BBC Worldwide has concluded its first deal in Iraq since the fall of Saddam Hussein.

In
an initial one-year agreement, BBC Worldwide will provide news, current
affairs and history programming to Al Hurra, the US government funded
broadcaster in the Middle East.

The deal licenses 45 hours of programming to Al Hurra, which goes out across the region, and to Al Hurra Iraq.
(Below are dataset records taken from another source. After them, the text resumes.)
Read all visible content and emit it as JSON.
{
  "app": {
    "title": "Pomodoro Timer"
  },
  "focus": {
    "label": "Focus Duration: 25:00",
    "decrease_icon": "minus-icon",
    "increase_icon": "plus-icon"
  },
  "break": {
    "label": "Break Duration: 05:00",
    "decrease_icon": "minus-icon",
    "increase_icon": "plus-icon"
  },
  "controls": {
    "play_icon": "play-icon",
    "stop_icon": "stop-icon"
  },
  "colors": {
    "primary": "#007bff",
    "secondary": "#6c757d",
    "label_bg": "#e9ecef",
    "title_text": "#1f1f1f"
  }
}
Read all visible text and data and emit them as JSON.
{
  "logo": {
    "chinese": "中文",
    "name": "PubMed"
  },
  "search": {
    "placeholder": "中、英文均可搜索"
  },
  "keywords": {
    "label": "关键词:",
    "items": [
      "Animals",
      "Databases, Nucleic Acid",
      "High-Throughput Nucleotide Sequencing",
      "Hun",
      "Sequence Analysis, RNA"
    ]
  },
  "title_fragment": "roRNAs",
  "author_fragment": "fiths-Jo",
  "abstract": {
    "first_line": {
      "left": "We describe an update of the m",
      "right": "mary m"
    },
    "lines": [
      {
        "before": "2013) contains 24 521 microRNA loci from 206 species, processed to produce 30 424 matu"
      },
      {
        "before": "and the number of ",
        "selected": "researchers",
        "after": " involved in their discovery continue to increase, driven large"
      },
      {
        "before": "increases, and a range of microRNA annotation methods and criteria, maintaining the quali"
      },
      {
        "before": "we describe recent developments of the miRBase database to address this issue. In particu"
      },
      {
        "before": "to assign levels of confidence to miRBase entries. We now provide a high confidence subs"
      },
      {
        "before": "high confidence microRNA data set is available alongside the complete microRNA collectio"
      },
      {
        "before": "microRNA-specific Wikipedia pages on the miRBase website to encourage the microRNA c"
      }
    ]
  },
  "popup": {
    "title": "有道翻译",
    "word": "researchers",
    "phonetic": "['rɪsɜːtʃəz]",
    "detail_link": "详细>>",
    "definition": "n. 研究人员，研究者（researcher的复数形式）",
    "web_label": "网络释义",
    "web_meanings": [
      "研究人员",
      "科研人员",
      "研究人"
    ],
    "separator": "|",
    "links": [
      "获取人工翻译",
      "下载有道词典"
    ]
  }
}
Programmes include Ghengis Khan, Auschwitz, An Islamic History of Europe and editions of Panorama, This World and Correspondent.

BBC
Worldwide’s director of emerging markets, Monisha Shah, said: “As Iraq
rebuilds its media networks, we are glad to be able to provide a
quality source of international news and current affairs, and history
programming, to help re-establish schedules and give viewers increased
choice.”

BBC Worldwide is the main commercial arm of the BBC. The
deal with Al Hurra was generated through the TV sales division which
licenses BBC programmes to foreign broadcasters in return for fees. BBC
Worldwide’s profits this year are up 50 per cent to £55m.

Al Hurra and its sister radio station, Radio Sawa, were set up with the stated aim of promoting freedom and democracy.

They
are funded by the United States government through the Broadcasting
Board of Governors, which consists of four Democrats, four Republicans
and the Secretary of State as an ex-officio member.